CHAPTER I.
PIZEN KATE.
The ungainly female who came roaring into Eldorado in search of the husband who “run away” from her contrived to draw a crowd about her in a remarkably short time.
“I’m Pizen Kate, from Kansas City!” she yelled. “Git out of my way, er I’ll jab yer eye out with my umbreller. I’m lookin’ fer my husband, and you ain’t him. Think I’d take up with a weasel-faced, bow-legged speciment like you? Not on your tintype. I wouldn’t! So, git out o’ my way!”
The man had tried to “chaff” her and had roused her ire, but he fell back before the angry jabs of her “umbreller.”

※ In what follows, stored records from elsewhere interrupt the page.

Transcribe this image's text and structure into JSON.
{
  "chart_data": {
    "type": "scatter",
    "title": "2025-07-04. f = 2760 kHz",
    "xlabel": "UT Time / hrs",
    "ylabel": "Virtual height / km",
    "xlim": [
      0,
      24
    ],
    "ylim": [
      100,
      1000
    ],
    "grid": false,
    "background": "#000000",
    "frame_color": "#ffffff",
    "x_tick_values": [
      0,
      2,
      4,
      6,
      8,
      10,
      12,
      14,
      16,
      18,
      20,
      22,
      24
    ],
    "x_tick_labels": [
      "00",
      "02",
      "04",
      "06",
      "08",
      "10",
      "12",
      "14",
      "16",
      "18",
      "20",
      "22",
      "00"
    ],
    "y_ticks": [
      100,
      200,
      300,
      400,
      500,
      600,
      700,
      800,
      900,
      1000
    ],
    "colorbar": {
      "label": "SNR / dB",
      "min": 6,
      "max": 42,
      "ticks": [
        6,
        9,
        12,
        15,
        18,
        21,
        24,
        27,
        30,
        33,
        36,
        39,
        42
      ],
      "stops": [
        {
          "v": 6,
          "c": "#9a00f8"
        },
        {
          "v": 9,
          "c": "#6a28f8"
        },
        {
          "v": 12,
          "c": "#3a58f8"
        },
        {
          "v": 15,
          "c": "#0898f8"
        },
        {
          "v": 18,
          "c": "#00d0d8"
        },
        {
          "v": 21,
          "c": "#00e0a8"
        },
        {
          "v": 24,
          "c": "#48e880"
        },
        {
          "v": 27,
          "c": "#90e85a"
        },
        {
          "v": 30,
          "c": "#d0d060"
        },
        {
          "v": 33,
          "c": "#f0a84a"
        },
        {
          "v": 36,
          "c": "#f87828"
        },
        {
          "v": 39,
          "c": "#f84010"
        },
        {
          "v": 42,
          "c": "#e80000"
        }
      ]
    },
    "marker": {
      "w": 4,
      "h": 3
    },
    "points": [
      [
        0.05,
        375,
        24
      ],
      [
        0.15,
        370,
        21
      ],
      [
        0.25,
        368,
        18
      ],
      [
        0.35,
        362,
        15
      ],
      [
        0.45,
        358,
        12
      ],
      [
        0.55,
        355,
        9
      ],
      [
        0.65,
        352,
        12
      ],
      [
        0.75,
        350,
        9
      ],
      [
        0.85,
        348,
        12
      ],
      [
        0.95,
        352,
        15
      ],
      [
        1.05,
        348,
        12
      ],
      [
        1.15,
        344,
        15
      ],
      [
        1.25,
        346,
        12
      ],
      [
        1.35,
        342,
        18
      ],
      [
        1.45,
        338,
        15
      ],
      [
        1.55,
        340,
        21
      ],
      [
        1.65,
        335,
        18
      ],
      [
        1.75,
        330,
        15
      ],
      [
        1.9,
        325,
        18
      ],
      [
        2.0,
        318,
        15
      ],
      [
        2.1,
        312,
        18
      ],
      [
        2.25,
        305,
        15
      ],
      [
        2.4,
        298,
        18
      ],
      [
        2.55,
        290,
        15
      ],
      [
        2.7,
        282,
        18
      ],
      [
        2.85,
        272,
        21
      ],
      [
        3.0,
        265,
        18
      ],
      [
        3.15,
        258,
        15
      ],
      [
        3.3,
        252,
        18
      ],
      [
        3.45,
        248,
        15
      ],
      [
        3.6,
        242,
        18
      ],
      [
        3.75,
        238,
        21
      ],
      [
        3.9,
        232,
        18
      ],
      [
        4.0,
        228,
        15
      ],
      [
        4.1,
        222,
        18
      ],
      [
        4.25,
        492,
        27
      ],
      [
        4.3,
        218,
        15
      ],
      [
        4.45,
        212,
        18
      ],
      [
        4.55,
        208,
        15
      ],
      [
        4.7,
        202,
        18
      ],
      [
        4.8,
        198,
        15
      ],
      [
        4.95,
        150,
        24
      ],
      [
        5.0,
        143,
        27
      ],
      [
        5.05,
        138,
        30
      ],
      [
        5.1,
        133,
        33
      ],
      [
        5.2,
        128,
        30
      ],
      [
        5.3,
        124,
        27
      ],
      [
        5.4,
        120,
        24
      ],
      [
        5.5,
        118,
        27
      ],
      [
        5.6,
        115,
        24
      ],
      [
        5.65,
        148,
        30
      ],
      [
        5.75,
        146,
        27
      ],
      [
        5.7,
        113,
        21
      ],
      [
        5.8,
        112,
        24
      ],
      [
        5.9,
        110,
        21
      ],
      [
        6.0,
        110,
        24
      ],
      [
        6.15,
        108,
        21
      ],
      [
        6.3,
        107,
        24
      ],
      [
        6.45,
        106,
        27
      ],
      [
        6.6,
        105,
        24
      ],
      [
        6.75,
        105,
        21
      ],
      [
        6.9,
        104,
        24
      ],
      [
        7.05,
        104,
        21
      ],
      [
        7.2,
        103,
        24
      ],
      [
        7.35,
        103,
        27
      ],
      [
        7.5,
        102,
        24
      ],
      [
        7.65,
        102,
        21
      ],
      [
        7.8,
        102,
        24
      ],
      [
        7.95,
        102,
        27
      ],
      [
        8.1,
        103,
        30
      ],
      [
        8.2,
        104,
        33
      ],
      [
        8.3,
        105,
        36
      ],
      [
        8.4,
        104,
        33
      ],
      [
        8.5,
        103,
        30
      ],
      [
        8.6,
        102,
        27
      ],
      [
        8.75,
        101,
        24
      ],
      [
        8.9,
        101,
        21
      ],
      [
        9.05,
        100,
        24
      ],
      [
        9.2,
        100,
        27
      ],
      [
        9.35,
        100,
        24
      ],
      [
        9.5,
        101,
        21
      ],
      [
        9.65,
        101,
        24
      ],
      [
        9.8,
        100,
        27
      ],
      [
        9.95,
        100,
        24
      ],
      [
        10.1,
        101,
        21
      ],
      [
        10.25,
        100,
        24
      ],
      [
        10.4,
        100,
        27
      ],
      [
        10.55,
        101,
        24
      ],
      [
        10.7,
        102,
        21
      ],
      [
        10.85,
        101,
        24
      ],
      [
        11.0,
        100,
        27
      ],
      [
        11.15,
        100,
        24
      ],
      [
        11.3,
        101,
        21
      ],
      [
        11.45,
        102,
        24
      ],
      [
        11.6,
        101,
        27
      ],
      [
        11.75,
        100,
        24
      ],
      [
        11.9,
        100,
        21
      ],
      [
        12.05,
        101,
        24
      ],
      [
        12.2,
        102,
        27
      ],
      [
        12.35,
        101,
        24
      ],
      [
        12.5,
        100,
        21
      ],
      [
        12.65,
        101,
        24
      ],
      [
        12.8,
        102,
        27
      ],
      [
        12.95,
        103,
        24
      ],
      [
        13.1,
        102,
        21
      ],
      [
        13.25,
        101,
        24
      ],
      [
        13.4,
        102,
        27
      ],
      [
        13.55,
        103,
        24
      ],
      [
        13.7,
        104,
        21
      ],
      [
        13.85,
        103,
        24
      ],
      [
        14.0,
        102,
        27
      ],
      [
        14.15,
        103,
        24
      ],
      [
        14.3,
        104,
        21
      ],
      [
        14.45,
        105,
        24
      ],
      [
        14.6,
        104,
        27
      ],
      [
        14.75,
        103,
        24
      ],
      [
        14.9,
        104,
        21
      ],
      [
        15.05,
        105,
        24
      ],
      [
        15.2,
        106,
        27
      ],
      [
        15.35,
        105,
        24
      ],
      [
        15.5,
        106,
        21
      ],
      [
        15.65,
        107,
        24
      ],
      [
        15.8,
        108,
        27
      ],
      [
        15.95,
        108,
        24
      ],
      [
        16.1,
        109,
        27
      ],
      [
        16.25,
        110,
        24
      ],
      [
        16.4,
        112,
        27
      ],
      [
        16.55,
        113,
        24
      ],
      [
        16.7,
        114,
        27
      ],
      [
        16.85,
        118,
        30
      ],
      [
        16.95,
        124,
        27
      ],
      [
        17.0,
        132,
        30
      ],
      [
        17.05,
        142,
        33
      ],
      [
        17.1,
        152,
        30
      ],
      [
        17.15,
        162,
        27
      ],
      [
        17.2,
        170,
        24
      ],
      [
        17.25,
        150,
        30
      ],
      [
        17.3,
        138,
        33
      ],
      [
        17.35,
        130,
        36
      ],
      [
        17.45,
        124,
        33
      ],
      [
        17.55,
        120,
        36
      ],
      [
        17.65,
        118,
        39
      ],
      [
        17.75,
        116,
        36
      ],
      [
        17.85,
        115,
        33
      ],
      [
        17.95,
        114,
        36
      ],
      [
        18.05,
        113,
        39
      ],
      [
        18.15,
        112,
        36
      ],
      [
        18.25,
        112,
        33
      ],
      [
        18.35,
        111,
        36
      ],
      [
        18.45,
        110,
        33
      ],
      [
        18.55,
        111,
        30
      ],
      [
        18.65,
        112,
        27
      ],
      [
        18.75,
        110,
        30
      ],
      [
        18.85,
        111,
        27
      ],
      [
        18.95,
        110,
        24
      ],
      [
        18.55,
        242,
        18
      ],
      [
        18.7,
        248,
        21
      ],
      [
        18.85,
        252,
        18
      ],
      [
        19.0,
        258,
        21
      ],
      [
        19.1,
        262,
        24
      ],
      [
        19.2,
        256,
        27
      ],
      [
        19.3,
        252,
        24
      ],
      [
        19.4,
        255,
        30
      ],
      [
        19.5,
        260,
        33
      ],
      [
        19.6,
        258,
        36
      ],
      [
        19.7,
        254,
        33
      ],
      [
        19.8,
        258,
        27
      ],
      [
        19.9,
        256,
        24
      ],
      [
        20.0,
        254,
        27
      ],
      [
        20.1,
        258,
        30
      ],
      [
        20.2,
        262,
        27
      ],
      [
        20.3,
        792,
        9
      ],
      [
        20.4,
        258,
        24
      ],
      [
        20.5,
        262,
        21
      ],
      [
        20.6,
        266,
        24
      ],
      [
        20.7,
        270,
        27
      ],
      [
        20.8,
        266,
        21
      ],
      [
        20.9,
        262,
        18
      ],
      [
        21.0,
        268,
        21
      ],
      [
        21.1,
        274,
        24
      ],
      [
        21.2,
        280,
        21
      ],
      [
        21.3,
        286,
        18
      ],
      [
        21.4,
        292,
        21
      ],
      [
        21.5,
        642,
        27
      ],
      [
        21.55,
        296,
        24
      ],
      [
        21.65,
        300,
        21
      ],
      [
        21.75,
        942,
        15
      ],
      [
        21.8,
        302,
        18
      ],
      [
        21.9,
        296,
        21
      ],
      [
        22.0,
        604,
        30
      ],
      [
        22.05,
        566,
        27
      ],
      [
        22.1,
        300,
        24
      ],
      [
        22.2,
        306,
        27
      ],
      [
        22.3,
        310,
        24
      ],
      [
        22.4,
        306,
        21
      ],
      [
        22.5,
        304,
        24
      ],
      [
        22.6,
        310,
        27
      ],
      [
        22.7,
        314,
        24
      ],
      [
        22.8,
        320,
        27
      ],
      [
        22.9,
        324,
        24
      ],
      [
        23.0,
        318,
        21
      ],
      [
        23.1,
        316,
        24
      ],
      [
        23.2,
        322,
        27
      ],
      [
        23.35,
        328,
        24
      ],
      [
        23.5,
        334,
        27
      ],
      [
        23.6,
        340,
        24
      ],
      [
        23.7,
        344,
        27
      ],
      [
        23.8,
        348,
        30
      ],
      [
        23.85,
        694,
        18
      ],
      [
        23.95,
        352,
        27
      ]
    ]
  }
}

She looked about, glaring.
She was “homely as sin.” Her features were not only irregular; they were twisted, gnarled, and seamed. A few thin hairs of an attempted beard floated from a mole on her chin, and on her upper lip there was a faint trace of a mustache. She was dressed in a soiled cotton garment, and on her head was a shapeless hat, with a faded red rose for ornament. In her muscular right hand she flourished an ancient umbrella.
“I heard my husband had come here, and I’m lookin’ fer him,” she declared. “He run away from me in Kansas City, and I set out to foller him; and I’ll foller him to the end o’ the earth but that I git him.”
“I’m bettin’ on you, all right!” called out some irreverent individual.
She fixed him with a glassy stare.
“Was I ’specially directin’ my langwidge to you?” she demanded. “I hate to hear a horse bray out that way. It’s sickenin’.”